Another tip to remember is that when you’re working with leather, it can be hard to pull your needle through. Don’t panic or force your needle through the hole when this happens. Instead, get some pliers and pull the thread through that way. As long as you’re not pulling too hard, this method should work great.
Also, when you get to the very last stitch, you’ll use a backstitch just like you did in the previous method. If you backstitch for 3-4 stitches and pull your thread very tight each time you make a stitch, the double stitches won’t end up too bulky.
And at the end, just like in the first method, you’ll want to use either an X-acto knife or a pair of scissors to cut off any loose thread ends. Again, make sure you cut them very close to the actual stitches.
How to Sew Leather by Hand: 4 Top Tips
Learning how to sew leather by hand isn’t complicated, but it does take some practice to do it right. If you’re a beginner who has never worked with leather before, the following tips can help make it a little easier for you:
- Try using thin pieces of leather for your first few projects. Keep in mind that most of the leather articles you see are likely sewn by an industrial sewing machine and not by a person sewing by hand.
- Always practice on test scraps of leather before you start on your project. This is important because there are different types and thicknesses of leather, and you’ll want to make sure you practice with the actual type your project requires.
- If you’re using pins, test them out and always keep their use to a minimum. Why? Because pins can permanently mark certain types of leather. Different types of leather stitching can require different pins, but always test the pins out to make sure your leather isn’t damaged in the end.
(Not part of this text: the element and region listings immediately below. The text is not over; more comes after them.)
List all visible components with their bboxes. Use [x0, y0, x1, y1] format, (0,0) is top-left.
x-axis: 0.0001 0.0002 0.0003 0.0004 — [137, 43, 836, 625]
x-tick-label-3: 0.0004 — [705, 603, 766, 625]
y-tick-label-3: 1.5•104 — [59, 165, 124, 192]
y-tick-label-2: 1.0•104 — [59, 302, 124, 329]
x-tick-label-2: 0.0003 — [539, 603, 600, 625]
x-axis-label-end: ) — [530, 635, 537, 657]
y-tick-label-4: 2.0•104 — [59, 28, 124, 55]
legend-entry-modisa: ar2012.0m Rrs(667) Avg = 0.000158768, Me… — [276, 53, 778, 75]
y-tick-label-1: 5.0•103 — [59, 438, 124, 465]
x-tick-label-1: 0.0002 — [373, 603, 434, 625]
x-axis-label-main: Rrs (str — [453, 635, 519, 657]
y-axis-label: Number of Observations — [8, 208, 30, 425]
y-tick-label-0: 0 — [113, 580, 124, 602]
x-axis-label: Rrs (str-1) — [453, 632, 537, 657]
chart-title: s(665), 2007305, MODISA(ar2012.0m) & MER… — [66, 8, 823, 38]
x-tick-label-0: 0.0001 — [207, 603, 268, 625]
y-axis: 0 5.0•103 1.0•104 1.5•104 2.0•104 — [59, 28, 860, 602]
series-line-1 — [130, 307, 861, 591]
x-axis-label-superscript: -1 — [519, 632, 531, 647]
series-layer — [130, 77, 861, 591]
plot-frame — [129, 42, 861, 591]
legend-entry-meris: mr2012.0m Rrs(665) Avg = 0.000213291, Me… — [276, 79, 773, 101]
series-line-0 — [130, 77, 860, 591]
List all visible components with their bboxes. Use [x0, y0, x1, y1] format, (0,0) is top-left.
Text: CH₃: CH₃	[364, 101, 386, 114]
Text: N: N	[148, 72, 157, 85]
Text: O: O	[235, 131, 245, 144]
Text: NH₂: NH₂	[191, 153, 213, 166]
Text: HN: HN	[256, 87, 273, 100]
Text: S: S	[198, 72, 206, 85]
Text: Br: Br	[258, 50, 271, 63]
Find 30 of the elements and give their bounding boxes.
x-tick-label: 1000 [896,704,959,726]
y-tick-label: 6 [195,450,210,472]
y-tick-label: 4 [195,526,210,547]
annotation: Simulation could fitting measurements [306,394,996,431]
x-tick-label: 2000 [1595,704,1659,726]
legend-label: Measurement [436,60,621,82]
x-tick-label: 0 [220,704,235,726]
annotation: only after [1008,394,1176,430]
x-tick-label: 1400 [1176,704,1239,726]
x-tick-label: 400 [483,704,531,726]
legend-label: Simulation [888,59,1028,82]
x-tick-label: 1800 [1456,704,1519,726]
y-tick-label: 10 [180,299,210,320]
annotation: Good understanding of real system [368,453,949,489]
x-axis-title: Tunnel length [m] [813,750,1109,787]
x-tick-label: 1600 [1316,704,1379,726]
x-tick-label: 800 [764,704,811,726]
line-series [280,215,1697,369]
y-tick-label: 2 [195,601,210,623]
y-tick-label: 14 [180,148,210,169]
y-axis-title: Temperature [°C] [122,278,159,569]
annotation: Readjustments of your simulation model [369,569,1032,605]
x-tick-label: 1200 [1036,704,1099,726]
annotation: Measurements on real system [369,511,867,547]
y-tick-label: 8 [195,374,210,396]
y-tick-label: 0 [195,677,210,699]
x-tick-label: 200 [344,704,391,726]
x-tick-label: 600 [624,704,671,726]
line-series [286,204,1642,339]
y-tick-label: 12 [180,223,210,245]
- Always keep in mind that leather, suede, and vinyl should only be hand-washed and/or dry-cleaned, depending on the material and the project. Never put any type of leather item in your washing machine or dryer!
Different Types of Leather Stitching: Can You Choose Something Other Than a Saddle Stitch?
Learning how to sew leather by hand teaches you that you can use other types of leather stitching besides the saddle stitch. While the saddle stitch is the most commonly used stitch, here are a few others you can use when you’re sewing leather by hand:
- The “Z” stitch. With this stitch, the pattern is zigzag and looks like a continuous line of Z’s. On the other side of the leather, however, it tends to look just like a regular stitch.
- The Box stitch. This stitch is similar to the saddle stitch but is sewn at an angle. It is commonly used for projects that will be shaped like a box at the end.
- The American or Baseball stitch. Similar to the Z stitch, you’ll be making a V shape instead of a Z shape when sewing.
- The Cross stitch. This one is similar to the Z and Baseball stitches except that the shape will be in crosses instead of V’s or Z’s.
There are other types of stitches that can be used when sewing leather by hand, including the Butt stitch, the standard Single stitch, and the French Seam stitch. All of them serve a different purpose and have a unique look, so once you determine exactly what you want your leather item to look like when you’re done, it’ll be easy to decide which of these stitches to use.
In Summary
When you learn how to sew leather by hand, which is sometimes the easiest way for beginners, you learn a lot about the feel of the leather and what it takes to make sure the stitches are nice and secure. It’s good to eventually learn the various types of leather stitching because you never know when you’ll have to use them.
Fortunately, sewing leather by hand can be done even by inexperienced sewers, and you’ll likely catch on faster than you think.